Namun terdapat satu penelitian yang menemukan temuan bahwa tidak terdapat

pengaruh sedatif ataupun antikolinergik di kelompok loratadine, yang dimana hal ini

signifikan secara klinis ketika obat ini dibandingkan dengan plasebo.

Satu penelitian yang melibatkan 398 orang pasien pun dilakukan untuk mengetahui

pengaruh cetirizine terhadap kualitas hidup dan kesehatan pasien penderita rinitis

alergi musiman. Diketahui, cetirizine adalah manjur untuk penurunan tingkat

keparahan total, dan juga untuk pemulihan aktifitas sehari-hari, masalah praktis,

gangguan tidur, dan gangguan emosional.

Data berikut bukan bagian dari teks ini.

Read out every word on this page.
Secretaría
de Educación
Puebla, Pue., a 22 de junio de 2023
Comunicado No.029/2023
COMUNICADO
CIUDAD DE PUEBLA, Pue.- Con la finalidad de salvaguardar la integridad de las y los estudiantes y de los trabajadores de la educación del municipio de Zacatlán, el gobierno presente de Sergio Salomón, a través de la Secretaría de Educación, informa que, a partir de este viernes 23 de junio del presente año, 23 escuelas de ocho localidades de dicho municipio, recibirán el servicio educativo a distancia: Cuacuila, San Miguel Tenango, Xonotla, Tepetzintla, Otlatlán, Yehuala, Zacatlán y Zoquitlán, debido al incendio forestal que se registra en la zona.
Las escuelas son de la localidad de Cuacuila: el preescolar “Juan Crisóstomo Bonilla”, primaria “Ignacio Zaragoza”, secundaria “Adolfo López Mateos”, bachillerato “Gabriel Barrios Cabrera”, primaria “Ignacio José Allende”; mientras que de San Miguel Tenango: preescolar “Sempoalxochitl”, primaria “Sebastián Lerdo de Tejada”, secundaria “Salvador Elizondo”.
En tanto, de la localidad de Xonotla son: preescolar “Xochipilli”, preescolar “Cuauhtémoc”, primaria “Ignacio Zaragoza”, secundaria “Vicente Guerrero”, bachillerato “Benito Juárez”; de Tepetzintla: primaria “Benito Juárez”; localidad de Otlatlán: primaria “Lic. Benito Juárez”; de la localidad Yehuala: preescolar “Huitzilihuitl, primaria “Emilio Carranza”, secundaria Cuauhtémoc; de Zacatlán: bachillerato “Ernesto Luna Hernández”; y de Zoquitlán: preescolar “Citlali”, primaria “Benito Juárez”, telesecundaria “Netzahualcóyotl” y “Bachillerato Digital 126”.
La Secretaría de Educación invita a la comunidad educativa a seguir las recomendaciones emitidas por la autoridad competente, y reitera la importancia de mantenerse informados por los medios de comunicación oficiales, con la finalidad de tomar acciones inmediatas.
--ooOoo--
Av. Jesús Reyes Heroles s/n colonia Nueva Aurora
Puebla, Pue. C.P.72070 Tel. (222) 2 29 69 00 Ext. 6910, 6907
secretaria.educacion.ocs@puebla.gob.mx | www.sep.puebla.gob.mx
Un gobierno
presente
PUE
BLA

Sama dengan penelitian kami, gejala

gangguan tidur dan penurunan performa di sekolah mengalami peringanan setelah

akhir penanganan dengan cetirizine, namun tidaklah terdapat perbedaan yang secara

statistik signikan jika dibandingkan dengan di kelompok loratadine.

Antihistamin generasi kedua seperti contohnya cetirizine, loratadine, feksofenadine,

dan ebastine dianggap memiliki pengaruh kardiotoksik seperti contohnya hipertensi,

hipotensi, palpitasi, takiaritmia supraventrikular, sinkop/ pingsan, dan takikardia,

walaupun konsentrasi plasma obat-obatan ini adalah lebih tinggi jika dibandingkan

dengan astemizol dan terfenadin. Penelitian kami menunjukkan bahwa terdapat

perbedaan yang secara statistik signifikan dalam hal kemunculan palpitasi antara

kedua kelompok setelah 7 hari penanganan.


Kami menyimpulkan bahwa tidaklah terdapat perbedaan yang signifikan antara

cetirizine dengan loratadine dalam hal tingkat kemanjurannya di dalam penanganan

rinitis alergi. Namun, loratadine diketahui memiliki resiko yang lebih tinggi dengan

kemunculan efek samping yang berupa sakit kepala dan palpitasi (jantung berdebar).